I have issued an order in your case. Obey it. I don’t want any damned nonsense.

Kilgariff was too good a soldier to protest further while the campaign under Early should continue. He meant to ask excuse later, but for the time being there was nothing for him to do except assume the captain’s rank and command to which Early had thus peremptorily assigned him.

XII

SAFE-CONDUCT OF TWO KINDS

AS Early was slowly making his way back into the valley of Virginia – fighting wherever there was a force to be fought – there came a messenger to Owen Kilgariff one night a little before midnight. He bore a slip of paper on which these words were written: —

Come to me quickly. I am mortally wounded, and it is very necessary for me to see you before I die – not for my sake, for you’d rejoice to see me in hell, but for the sake of others and for your own sake – though for yourself you don’t often care much. I’m in a farm-house hospital three miles south of Harper’s Ferry on the Martinsburg road. My messenger will guide you. The Federals have possession, of course, but the bearer of this note has a safe-conduct for you. Of course, this might be a trick, but it is not. On the word of a gambler (and you know what that means) I am playing fair this time. You are a brave enough man to risk this thing anyhow. Come!

This note bore no signature, but Owen Kilgariff knew the hand that had written it. That handwriting had sent him to jail once upon a time. He had not forgotten. He was not given to forgetting.

He summoned the messenger who had brought him the note.

“You have a safe-conduct for me, I believe?” he asked.

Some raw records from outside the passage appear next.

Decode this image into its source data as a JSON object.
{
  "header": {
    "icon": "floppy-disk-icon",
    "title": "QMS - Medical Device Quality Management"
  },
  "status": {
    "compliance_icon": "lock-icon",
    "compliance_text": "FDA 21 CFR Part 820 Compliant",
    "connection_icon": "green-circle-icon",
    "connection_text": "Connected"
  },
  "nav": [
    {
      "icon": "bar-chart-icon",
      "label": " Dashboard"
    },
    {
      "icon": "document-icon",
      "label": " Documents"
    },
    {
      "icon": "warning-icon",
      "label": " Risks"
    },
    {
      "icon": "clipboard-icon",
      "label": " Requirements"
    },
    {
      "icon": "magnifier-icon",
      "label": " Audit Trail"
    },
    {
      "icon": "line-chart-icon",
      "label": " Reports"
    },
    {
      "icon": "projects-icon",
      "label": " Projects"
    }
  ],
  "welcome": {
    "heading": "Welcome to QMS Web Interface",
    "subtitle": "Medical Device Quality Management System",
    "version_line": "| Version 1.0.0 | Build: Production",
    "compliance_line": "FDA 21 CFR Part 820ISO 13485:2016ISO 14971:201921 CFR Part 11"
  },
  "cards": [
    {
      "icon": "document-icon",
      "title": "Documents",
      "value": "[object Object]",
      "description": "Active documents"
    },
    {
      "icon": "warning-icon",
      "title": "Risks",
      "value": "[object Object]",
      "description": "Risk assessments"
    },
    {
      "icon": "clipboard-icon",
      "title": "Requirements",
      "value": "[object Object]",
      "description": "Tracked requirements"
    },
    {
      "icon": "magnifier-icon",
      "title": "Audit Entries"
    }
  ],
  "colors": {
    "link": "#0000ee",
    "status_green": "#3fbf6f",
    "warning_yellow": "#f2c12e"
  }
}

“Yes, Captain,” and he produced the document.

“How did you manage to pass our picket lines? Did you come under a flag of truce?”

“No. That would have taken time, and there is no time to be wasted. Major Campbell is terribly wounded. I live in these parts. I ain’t a soldier, you know. So I slipped through the lines.”

For a moment Kilgariff regarded the fellow with indignant contempt. Then the indignation passed, and the contempt was intensified in his expression. Presently he said: —

“You low-lived, contemptible hound, I can’t make up my mind even to be angry with you. You and your kind are the pest in this war. You haven’t character enough to take sides. You serve either side at will, and betray both with jaunty indifference. Now listen to me. Within twenty-four hours I shall see Major Campbell, who sent me this note. But I shall not go to him under the safe-conduct you have brought.”

With that, Kilgariff tore the paper to bits and scattered its fragments to the night wind.